In the case at hand (Moore v. Harper), North Carolina’s Republican-controlled legislature tried to draw a blatantly gerrymandered district map that would give Republicans a 10-4 advantage in the U.S. House, despite the state’s voters being about evenly split.
The state Supreme Court rejected that map. The legislature sued — not on the claim that the map wasn’t gerrymandered, but, in essence, on the claim that they had every right to gerrymander, because state courts didn’t have any authority over their power to control federal elections in the state. That’s the claim the U.S. Supreme Court rejected (thankfully) this week.
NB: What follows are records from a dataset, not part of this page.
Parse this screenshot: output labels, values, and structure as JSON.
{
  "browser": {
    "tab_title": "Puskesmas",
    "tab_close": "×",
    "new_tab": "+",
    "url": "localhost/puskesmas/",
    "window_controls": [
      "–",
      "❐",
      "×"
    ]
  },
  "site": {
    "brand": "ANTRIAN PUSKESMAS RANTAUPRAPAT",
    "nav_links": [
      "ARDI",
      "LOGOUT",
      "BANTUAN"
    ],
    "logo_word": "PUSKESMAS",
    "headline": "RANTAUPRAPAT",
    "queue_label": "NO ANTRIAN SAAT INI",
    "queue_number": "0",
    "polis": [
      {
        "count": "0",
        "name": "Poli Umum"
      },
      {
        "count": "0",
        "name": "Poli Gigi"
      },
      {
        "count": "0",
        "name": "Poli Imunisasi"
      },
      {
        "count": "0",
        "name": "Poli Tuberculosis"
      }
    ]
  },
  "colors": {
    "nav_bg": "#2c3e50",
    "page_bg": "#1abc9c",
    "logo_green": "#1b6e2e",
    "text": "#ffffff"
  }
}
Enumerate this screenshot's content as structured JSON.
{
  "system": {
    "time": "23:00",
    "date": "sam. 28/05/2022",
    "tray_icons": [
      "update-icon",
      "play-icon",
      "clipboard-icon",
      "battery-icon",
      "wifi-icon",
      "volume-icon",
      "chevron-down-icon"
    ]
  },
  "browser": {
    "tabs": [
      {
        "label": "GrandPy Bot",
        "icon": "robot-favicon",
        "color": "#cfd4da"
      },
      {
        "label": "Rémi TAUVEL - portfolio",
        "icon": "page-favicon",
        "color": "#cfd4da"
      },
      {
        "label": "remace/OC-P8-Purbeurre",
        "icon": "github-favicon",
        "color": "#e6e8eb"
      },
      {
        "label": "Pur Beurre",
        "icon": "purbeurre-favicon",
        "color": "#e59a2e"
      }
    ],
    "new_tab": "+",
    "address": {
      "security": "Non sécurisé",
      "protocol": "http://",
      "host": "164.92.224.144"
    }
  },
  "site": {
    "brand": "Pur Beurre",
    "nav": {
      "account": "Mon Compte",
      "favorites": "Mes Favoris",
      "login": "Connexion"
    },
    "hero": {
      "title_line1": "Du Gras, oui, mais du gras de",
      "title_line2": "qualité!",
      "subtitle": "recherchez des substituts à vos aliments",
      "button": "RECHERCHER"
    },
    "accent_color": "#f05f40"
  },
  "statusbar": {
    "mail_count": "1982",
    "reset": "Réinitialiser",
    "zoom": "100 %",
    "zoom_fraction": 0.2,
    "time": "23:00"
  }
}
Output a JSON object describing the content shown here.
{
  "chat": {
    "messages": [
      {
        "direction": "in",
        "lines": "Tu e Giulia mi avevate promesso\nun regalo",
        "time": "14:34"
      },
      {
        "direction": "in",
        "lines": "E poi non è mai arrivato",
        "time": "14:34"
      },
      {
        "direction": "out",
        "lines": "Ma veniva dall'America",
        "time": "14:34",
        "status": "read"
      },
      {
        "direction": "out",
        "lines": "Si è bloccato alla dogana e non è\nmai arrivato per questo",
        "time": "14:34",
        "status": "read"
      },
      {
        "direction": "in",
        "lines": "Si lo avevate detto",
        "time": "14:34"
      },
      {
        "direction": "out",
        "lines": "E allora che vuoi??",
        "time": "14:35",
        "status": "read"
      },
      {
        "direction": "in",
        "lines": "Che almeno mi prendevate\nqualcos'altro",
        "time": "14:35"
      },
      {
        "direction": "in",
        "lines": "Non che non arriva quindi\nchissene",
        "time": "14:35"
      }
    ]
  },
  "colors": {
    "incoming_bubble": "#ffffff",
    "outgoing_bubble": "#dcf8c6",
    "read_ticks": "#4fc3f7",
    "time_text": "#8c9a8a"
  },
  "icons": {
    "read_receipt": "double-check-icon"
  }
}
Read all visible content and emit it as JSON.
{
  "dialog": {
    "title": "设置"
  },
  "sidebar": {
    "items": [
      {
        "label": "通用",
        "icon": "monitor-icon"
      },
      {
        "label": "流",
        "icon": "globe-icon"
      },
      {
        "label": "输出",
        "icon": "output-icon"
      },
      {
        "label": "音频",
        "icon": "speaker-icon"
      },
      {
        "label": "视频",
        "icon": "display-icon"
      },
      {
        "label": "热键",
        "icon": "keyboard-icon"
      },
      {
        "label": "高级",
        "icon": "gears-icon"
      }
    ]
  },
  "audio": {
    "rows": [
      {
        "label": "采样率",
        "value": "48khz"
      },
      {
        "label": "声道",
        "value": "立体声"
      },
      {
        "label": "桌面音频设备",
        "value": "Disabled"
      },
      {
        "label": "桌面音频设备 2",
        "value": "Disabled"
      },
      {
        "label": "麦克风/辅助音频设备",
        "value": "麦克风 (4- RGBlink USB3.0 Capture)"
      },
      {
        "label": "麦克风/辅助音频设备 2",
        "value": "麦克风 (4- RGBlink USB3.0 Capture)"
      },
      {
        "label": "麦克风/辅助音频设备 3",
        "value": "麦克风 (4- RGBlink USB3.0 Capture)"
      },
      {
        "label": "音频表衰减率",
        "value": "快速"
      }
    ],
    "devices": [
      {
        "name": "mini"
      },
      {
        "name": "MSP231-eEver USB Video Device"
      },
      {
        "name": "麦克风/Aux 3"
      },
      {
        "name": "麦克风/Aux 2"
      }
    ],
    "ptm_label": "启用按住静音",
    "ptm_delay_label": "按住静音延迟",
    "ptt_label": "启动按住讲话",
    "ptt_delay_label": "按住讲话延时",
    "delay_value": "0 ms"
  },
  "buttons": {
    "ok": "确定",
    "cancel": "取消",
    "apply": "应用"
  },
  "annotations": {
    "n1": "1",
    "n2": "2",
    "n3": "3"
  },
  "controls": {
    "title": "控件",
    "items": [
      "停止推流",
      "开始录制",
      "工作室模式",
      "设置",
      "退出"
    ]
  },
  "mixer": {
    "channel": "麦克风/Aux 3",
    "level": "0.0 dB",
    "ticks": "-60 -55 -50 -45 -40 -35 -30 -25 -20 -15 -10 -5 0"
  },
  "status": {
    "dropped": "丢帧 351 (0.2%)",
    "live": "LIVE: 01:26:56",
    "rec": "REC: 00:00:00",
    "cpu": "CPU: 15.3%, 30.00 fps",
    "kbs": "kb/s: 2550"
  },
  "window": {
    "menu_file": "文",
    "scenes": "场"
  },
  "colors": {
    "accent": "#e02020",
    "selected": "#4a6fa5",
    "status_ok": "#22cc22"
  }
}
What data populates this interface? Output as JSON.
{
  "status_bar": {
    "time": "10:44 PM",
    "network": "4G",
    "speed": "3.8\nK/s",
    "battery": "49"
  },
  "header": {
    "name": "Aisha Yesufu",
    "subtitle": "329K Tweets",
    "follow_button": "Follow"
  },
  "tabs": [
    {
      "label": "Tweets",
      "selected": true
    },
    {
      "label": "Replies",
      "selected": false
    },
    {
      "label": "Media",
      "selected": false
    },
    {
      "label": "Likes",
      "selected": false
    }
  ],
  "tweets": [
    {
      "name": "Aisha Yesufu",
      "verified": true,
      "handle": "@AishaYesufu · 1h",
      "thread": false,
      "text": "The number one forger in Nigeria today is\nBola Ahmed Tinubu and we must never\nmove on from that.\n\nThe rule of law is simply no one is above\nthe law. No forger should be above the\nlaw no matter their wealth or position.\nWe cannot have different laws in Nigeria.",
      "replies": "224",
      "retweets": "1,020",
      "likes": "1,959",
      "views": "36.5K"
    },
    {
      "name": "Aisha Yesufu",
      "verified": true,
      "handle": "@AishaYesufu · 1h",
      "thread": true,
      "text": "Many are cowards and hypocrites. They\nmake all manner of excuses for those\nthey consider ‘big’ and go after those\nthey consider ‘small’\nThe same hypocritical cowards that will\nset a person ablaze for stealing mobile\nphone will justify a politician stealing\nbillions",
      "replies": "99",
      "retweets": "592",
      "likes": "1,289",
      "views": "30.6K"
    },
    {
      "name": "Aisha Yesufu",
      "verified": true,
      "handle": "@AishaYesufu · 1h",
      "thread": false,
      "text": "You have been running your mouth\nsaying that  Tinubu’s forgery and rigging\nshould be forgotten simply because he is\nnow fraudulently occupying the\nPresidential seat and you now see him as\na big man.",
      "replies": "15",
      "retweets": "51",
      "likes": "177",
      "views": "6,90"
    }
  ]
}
The specter of giving state legislatures, of all bodies, unfettered power over elections is especially chilling, because they tend today to be in the grip of extremists, particularly in red states.
Missouri is a good example, with its almost complete ban on all abortion, even for rape and incest survivors; a “Second Amendment Preservation Act” that presumes to discard federalism by ignoring federal gun laws; and legislative focus this year on culture-war-catnip issues like transgender medical treatment and library content. The notion of giving these same lawmakers total power over every aspect of congressional elections, with no judicial review, should give pause to anyone who cares about a functioning democracy.
This is the latest in a small string of cases in which the Supreme Court has surprised observers by backing voting rights over attempts to erode them. Perhaps it’s the luck of court-docket draw, or maybe some of the court’s conservatives are starting to understand that their loss of credibility nationally is being driven by the perception they are just partisan hacks in robes. In any case, America's elections are — for now — safe from the statehouses.